# Zencafe GNU/Linux !!!



## MetalheadGautham (Jul 14, 2010)

Zencafe GNU/Linux 2.2 Released. Here is the exact announcement quoted from distrowatch:



			
				DistroWatch.com said:
			
		

> Zencafe GNU/Linux is a Slackware and Zenwalk-based distribution designed specifically for deployment in Internet cafés. The project's latest release, version 2.2, was announced earlier today: "This Zencafe version uses the latest Zenwalk Linux distribution and kernel 2.6.33.4. Mainly designed for use in Internet cafés, Zencafe is polished and easy enough to be operated even by a non-technical user. With the included auto-recovery and Internet café management software, Zencafe is the first Linux solution that is suitable for use in Internet cafés. Software included: Linux kernel 2.6.33.4, OpenOffice.org 3.2.1, Mozilla Firefox, Pidgin and Gyachi (instant messengers), Mkahawa Internet café management software, auto-recovery and kiosk mode protection. What's new? Simple installation process, user-friendly keyboard shortcuts, additional applications...." Here is the full release announcement. Download: zencafe-2.2.iso (595MB, MD5).

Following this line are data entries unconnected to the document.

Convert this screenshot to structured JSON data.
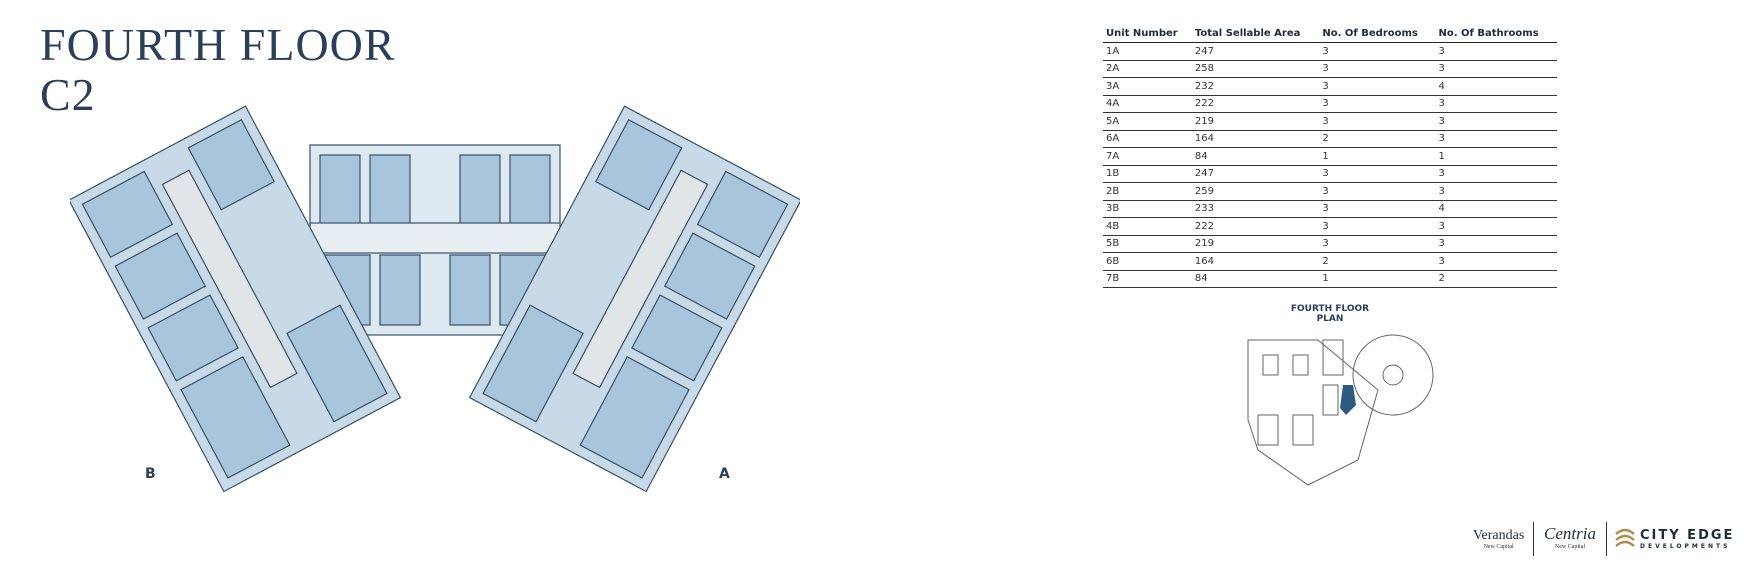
{
  "header": {
    "title": "FOURTH FLOOR",
    "subtitle": "C2"
  },
  "plan": {
    "wing_labels": [
      "B",
      "A"
    ]
  },
  "table": {
    "columns": [
      "Unit Number",
      "Total Sellable Area",
      "No. Of Bedrooms",
      "No. Of Bathrooms"
    ],
    "rows": [
      [
        "1A",
        "247",
        "3",
        "3"
      ],
      [
        "2A",
        "258",
        "3",
        "3"
      ],
      [
        "3A",
        "232",
        "3",
        "4"
      ],
      [
        "4A",
        "222",
        "3",
        "3"
      ],
      [
        "5A",
        "219",
        "3",
        "3"
      ],
      [
        "6A",
        "164",
        "2",
        "3"
      ],
      [
        "7A",
        "84",
        "1",
        "1"
      ],
      [
        "1B",
        "247",
        "3",
        "3"
      ],
      [
        "2B",
        "259",
        "3",
        "3"
      ],
      [
        "3B",
        "233",
        "3",
        "4"
      ],
      [
        "4B",
        "222",
        "3",
        "3"
      ],
      [
        "5B",
        "219",
        "3",
        "3"
      ],
      [
        "6B",
        "164",
        "2",
        "3"
      ],
      [
        "7B",
        "84",
        "1",
        "2"
      ]
    ]
  },
  "key_plan": {
    "title": "FOURTH FLOOR PLAN"
  },
  "logos": {
    "verandas": "Verandas",
    "verandas_sub": "New Capital",
    "centria": "Centria",
    "centria_sub": "New Capital",
    "city_edge": "CITY EDGE",
    "city_edge_sub": "DEVELOPMENTS"
  }
}
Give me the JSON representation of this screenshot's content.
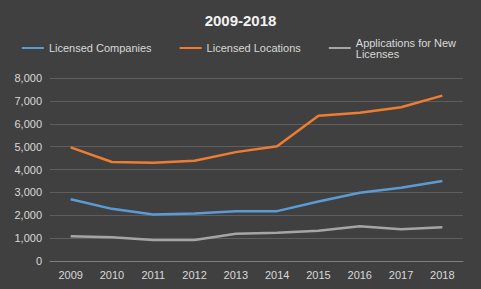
{
  "chart_data": {
    "type": "line",
    "title": "2009-2018",
    "categories": [
      "2009",
      "2010",
      "2011",
      "2012",
      "2013",
      "2014",
      "2015",
      "2016",
      "2017",
      "2018"
    ],
    "series": [
      {
        "name": "Licensed Companies",
        "color": "#5b9bd5",
        "values": [
          2700,
          2280,
          2030,
          2080,
          2170,
          2180,
          2600,
          2980,
          3200,
          3500
        ]
      },
      {
        "name": "Licensed Locations",
        "color": "#ed7d31",
        "values": [
          4970,
          4330,
          4300,
          4380,
          4760,
          5020,
          6350,
          6480,
          6720,
          7230
        ]
      },
      {
        "name": "Applications for New Licenses",
        "color": "#a5a5a5",
        "values": [
          1080,
          1040,
          920,
          920,
          1190,
          1230,
          1320,
          1520,
          1390,
          1480
        ]
      }
    ],
    "ylim": [
      0,
      8000
    ],
    "yticks": [
      0,
      {
        "value": 1000,
        "label": "1,000"
      },
      {
        "value": 2000,
        "label": "2,000"
      },
      {
        "value": 3000,
        "label": "3,000"
      },
      {
        "value": 4000,
        "label": "4,000"
      },
      {
        "value": 5000,
        "label": "5,000"
      },
      {
        "value": 6000,
        "label": "6,000"
      },
      {
        "value": 7000,
        "label": "7,000"
      },
      {
        "value": 8000,
        "label": "8,000"
      }
    ],
    "grid": true,
    "legend": "top"
  }
}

Source: Distribution Release: Zencafe GNU/Linux 2.2 (DistroWatch.com News)

Do check it out guys!

It has ridiculously low system requirements and is capable of running on the average 2000 era internet cafe machine when internet at home was a rare thing.


----------



## Liverpool_fan (Jul 14, 2010)

The only thing it needs a Blue E icon on the desktop and a theme of Firefox to emulate IE, then only it will be suitable for Cafes.


----------



## MetalheadGautham (Jul 14, 2010)

Liverpool_fan said:


> The only thing it needs a Blue E icon on the desktop and a theme of Firefox to emulate IE, then only it will be suitable for Cafes.


Not just IE, IE6 specifically. And with tabbed browsing disabled...
But hey that's not so hard in itself


----------